Climate change due to global warming has tremendous effects on global society. A number of researchers have suggested that climate change is caused by multiple sources of contributors, as well as multiple detrimental effects, which require immediate attention and action. As publicly known, the biggest cause of climate change is by greenhouse gas emissions. Greenhouse gas is mostly emitted by human activity. The National Academy of Science, in their research in 2020, notes that direct measurements of carbon dioxide (CO2) in the atmosphere and in air trapped in ice show that atmospheric CO2 increased by more than 40% from 1800 to 2019. The steep incline of CO2 is characterized by human activities, such as increase of automation, and production of machinery. CO2 is accumulated in the atmosphere, which traps the reflected heat from the sun, and warms up the global temperature. The heat trap, thus, causes changes in temperature, climate, and weather patterns that are abnormal. The described changes in climate result in detrimental effects and generate risks to human.
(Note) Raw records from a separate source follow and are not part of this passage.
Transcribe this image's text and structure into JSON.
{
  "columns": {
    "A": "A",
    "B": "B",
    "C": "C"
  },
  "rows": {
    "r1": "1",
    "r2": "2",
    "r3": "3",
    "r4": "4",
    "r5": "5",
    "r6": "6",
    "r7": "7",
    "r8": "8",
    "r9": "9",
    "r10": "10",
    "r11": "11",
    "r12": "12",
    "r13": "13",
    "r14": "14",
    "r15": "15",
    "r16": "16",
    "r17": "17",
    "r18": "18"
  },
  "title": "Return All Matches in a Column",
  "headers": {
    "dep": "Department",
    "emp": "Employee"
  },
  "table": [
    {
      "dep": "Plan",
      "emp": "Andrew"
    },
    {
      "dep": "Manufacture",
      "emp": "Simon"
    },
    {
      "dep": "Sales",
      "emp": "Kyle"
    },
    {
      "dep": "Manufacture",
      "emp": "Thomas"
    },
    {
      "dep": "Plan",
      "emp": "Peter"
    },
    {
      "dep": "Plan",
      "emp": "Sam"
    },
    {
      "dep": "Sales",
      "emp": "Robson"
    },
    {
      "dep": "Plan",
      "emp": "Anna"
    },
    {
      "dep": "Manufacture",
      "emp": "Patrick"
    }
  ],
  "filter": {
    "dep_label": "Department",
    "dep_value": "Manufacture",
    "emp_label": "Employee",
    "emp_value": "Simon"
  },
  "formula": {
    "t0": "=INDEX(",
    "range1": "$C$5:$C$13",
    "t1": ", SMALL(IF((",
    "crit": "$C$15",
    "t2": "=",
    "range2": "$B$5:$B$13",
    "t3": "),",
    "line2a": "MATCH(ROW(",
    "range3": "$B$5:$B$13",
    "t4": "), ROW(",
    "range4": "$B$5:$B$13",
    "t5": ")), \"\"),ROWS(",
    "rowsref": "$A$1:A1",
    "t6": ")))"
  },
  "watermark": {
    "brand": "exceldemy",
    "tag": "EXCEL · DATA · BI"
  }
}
Some of the most severe and imminent among all the effects of climate change in the United States are as follows: frequent and severe extreme weather events and rising of sea level. Frequency and severity of extreme weather events in the United States have been increasing drastically, causing hundreds of billions of dollars of damages and recovery cost. In 2022, there were 18 weather or climate disaster events with losses exceeding $1 billion each that affected the United States. These events included one drought event, one flooding event, eleven severe storm events, three tropical cyclone events, one wildfire event, and one winter storm event. Overall, these events resulted in the deaths of 474 people, and had significant economic effects on the areas impacted. The 1980–2022 annual average is 7.9 events (CPI-adjusted); the annual average for the most recent 5 years (2018–2022) is 17.8 events (NCEI 2023). Fig1 suggests that occurrence of climate change-derived extreme weather events have a wide variety of events devastating all across America.
Rising of sea level is another significant effect of climate change. As sea levels rise, coastal areas are increasingly vulnerable to flooding and storm surges. In recent years, we have seen more frequent and severe coastal flooding events, which can lead to property damage, displacement of populations, and loss of infrastructure. Additionally, rising sea levels can cause saltwater to intrude into freshwater resources, such as aquifers and rivers. This can have negative impacts on agriculture and human health, as well as on ecosystems that rely on freshwater.
Climate change has severely burdened the US economically with extreme weather events, recovery, damages, and prevention processes. Some of the costliest natural disasters in the U.S. since 2000 are as follows: According to National Centers for Environmental Information, the costliest disaster was Hurricane Katrina, which occurred in 2005, causing $182.5 billion in damages. It caused 1,833 casualties. Hurricane Katrina is followed by Hurricane Harvey, which occurred in 2017, causing $141.3 billion in damages. Hurricane Harvey caused 89 casualties. Hurricane Maria in 2017 runs up the third place, with $101.7 billion, and causing 2,981 casualties.
Climate change has already left heavy marks in the US, causing billions of dollars worth of damage, and tens of thousands of people’s lives. To battle against the likelihood of another devastating natural disaster causing the loss of many and monetary losses, the people of America must be aware of the severity of the current environmental state and the effects of our activities. Not one person can singlehandedly present a cure for the environmental devastation that has taken place so far. However, the American people can collectively cooperate to contribute to slow down the severity of climate change, and possibly put a hold on it eventually. It may begin with using one less plastic bottle, walking to the nearby store instead of driving, and using less paper than necessary.
Center for Climate and Energy Solutions. (2022, July 27). Extreme Weather and Climate Change – Center for Climate and Energy Solutions. https://www.c2es.org/content/extreme-weather-and-climate-change/
National Academies of Sciences, Engineering, and Medicine. 2020. Climate Change: Evidence and Causes: Update 2020. Washington, DC: The National Academies Press.